Bénie soit la retraite! Jean Luc Kopp

Jean-Luc Kopp, psychanalyste corporel, membre du bureau de l’Institut Français de Psychanalyse Corporelle  (IFPC)

Deux images s’entrechoquent immédiatement en moi : Gwendoline, adepte de  ces croisières à succès pour les « séniors », convaincue avec eux tous que la retraite n’est rien, voire même unanimement persuadée avec eux que les retraités sont chanceux ; et puis le visage soucieux et inquiet d’Anne-Marie, face à moi dans mon cabinet de psychanalyste :

« Je suis enseignante en classes primaires, il  me reste deux ans avant de me retrouver en retraite ; je redoute ce moment, je dors mal, j’y pense souvent ; qu’est-ce que je vais faire ? J’ai le pressentiment qu’il y a autre chose après, mais quoi ? ».

….

Voilà la mesure que reçoit Anne-Marie et qui se résume par ces mots confiés lors d’une séance :

« Vous savez, je ne voudrais pas me retrouver un jour avec la sensation d’être passée à côté de ma vie ! ».

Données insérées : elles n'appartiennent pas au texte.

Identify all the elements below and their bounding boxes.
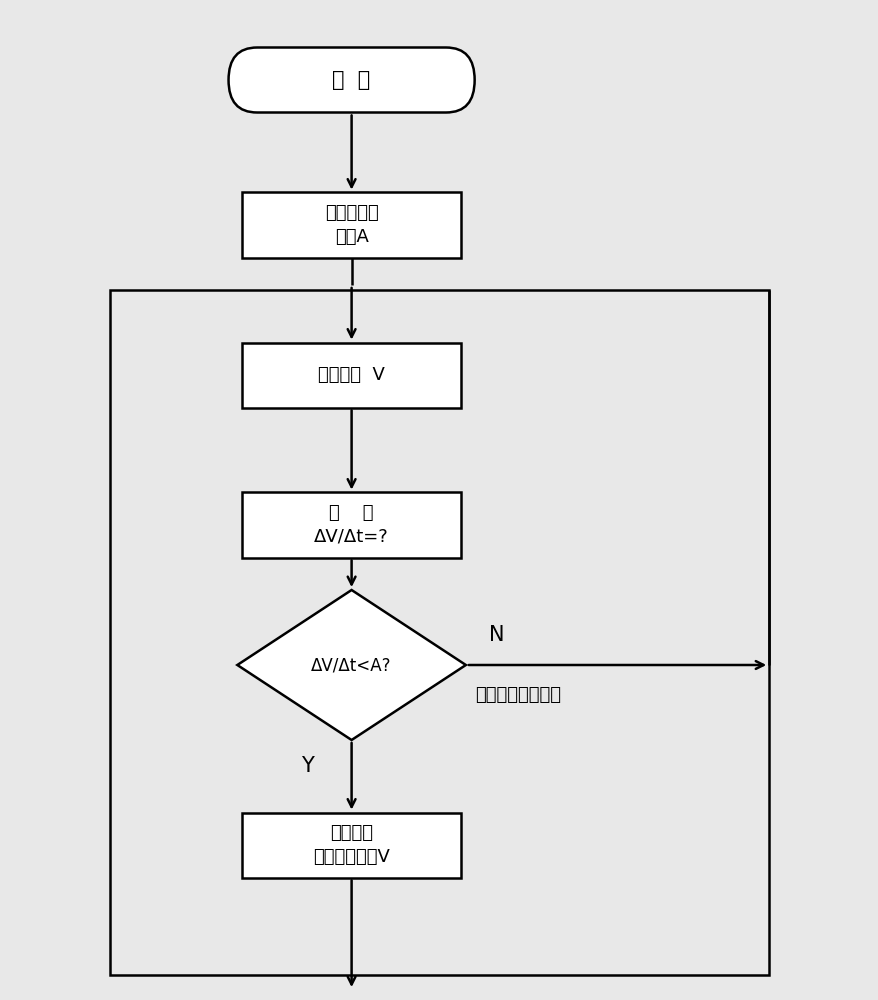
Text: ΔV/Δt=?: ΔV/Δt=? [313, 528, 389, 546]
Text: 赋値A: 赋値A [335, 228, 368, 246]
Text: 计    算: 计 算 [329, 504, 373, 522]
Polygon shape [237, 590, 465, 740]
Bar [241, 192, 461, 257]
Text: 输出油门信号为零: 输出油门信号为零 [475, 686, 561, 704]
Text: 按输入値: 按输入値 [330, 824, 372, 842]
Text: N: N [488, 625, 504, 645]
FancyBboxPatch shape [228, 47, 474, 112]
Text: 取采样値  V: 取采样値 V [318, 366, 385, 384]
Bar [241, 342, 461, 408]
Text: ΔV/Δt<A?: ΔV/Δt<A? [311, 656, 392, 674]
Text: 程序初始化: 程序初始化 [324, 204, 378, 222]
Text: 输出油门信号V: 输出油门信号V [313, 848, 390, 866]
Bar [241, 492, 461, 558]
Bar [110, 290, 768, 975]
Bar [241, 812, 461, 878]
Text: 开  始: 开 始 [332, 70, 371, 90]
Text: Y: Y [301, 756, 313, 776]
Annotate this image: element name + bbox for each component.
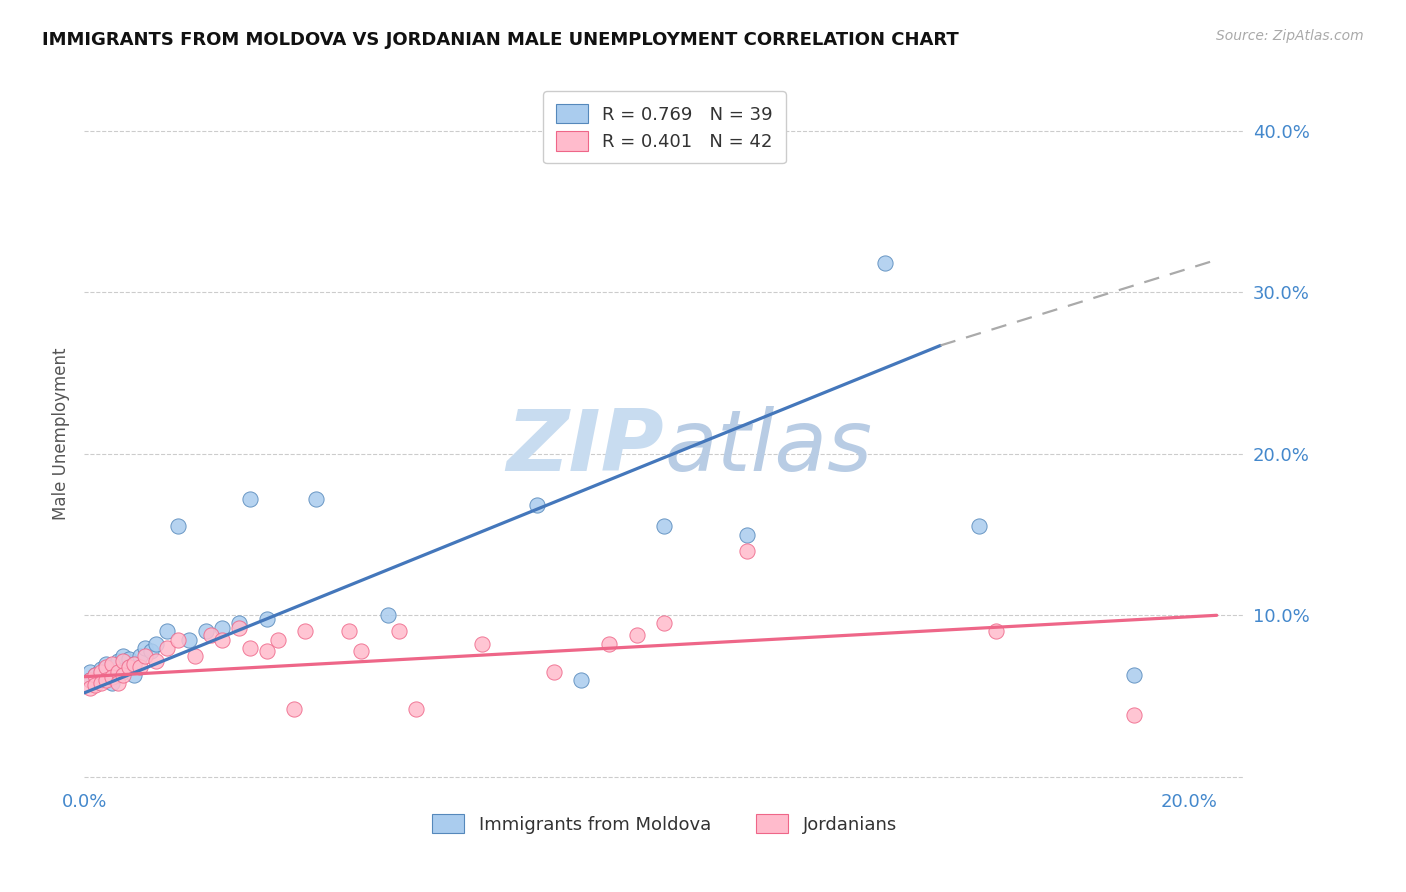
Point [117, 652, 139, 666]
Point [228, 621, 250, 635]
Point [875, 256, 897, 270]
Point [179, 632, 201, 647]
Point [107, 654, 129, 668]
Point [211, 632, 233, 647]
Point [156, 624, 179, 639]
Point [1122, 668, 1144, 682]
Point [156, 640, 179, 655]
Point [735, 543, 758, 558]
Point [101, 670, 124, 684]
Point [239, 491, 262, 506]
Point [184, 648, 207, 663]
Point [194, 624, 217, 639]
Point [101, 660, 124, 674]
Point [112, 654, 135, 668]
Point [388, 624, 411, 639]
Point [122, 668, 145, 682]
Point [239, 640, 262, 655]
Point [117, 660, 139, 674]
Legend: Immigrants from Moldova, Jordanians: Immigrants from Moldova, Jordanians [419, 801, 910, 847]
Point [101, 676, 124, 690]
Point [84, 678, 107, 692]
Point [112, 648, 135, 663]
Point [145, 637, 167, 651]
Y-axis label: Male Unemployment: Male Unemployment [52, 347, 70, 520]
Point [90, 665, 112, 679]
Point [145, 654, 167, 668]
Point [84, 668, 107, 682]
Point [79, 681, 101, 695]
Point [228, 616, 250, 631]
Point [471, 637, 494, 651]
Point [543, 665, 565, 679]
Point [256, 644, 278, 658]
Point [107, 676, 129, 690]
Text: atlas: atlas [665, 406, 872, 489]
Point [652, 616, 675, 631]
Point [128, 660, 150, 674]
Point [294, 624, 316, 639]
Point [377, 608, 399, 623]
Point [652, 519, 675, 533]
Point [122, 657, 145, 671]
Point [107, 668, 129, 682]
Point [96, 657, 118, 671]
Point [1122, 708, 1144, 723]
Point [349, 644, 371, 658]
Point [305, 491, 328, 506]
Point [626, 628, 648, 642]
Point [101, 657, 124, 671]
Point [167, 632, 190, 647]
Point [79, 673, 101, 687]
Point [139, 644, 162, 658]
Point [967, 519, 990, 533]
Point [122, 657, 145, 671]
Point [134, 640, 156, 655]
Point [79, 665, 101, 679]
Point [112, 668, 135, 682]
Text: IMMIGRANTS FROM MOLDOVA VS JORDANIAN MALE UNEMPLOYMENT CORRELATION CHART: IMMIGRANTS FROM MOLDOVA VS JORDANIAN MAL… [42, 31, 959, 49]
Point [112, 665, 135, 679]
Point [90, 662, 112, 676]
Point [96, 670, 118, 684]
Point [735, 527, 758, 541]
Point [598, 637, 620, 651]
Point [107, 665, 129, 679]
Point [84, 676, 107, 690]
Point [134, 648, 156, 663]
Point [984, 624, 1007, 639]
Point [571, 673, 593, 687]
Point [96, 673, 118, 687]
Point [128, 648, 150, 663]
Point [79, 673, 101, 687]
Text: ZIP: ZIP [506, 406, 665, 489]
Point [200, 628, 222, 642]
Point [211, 621, 233, 635]
Point [283, 702, 305, 716]
Point [267, 632, 290, 647]
Point [96, 660, 118, 674]
Point [339, 624, 361, 639]
Text: Source: ZipAtlas.com: Source: ZipAtlas.com [1216, 29, 1364, 43]
Point [167, 519, 190, 533]
Point [405, 702, 427, 716]
Point [90, 676, 112, 690]
Point [90, 673, 112, 687]
Point [117, 660, 139, 674]
Point [526, 499, 548, 513]
Point [84, 668, 107, 682]
Point [256, 611, 278, 625]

Cette peur d’une vie vide, sans sens, sans utilité autre qu’un métier qu’il a fallu inexorablement abandonner, n’est-ce pas précisément le rendez-vous auquel nous convie ce moment tout particulier qu’est « la retraite » ?

En ce sens, l’étape qu’est l’arrêt du métier est non seulement nécessaire mais, qui plus est, une bénédiction : sans ce choc, Anne-Marie aurait continué à se fuir et étouffer en elle toute question essentielle.

Les subterfuges que sont les vacances et les loisirs sans fin, l’activisme à outrance lors de cet âge ne suffiront pas à masquer que cette vie, selon cette orientation, est déjà morte.

La retraite nous met chacun devant la plus grande des maladies humaines : une vie sans sens.

Accepter de vivre la retraite comme un tremplin, c’est pouvoir trouver ce pourquoi nous nous sommes un jour incarnés, et passer le reste de la seconde partie de sa vie à s’y consacrer.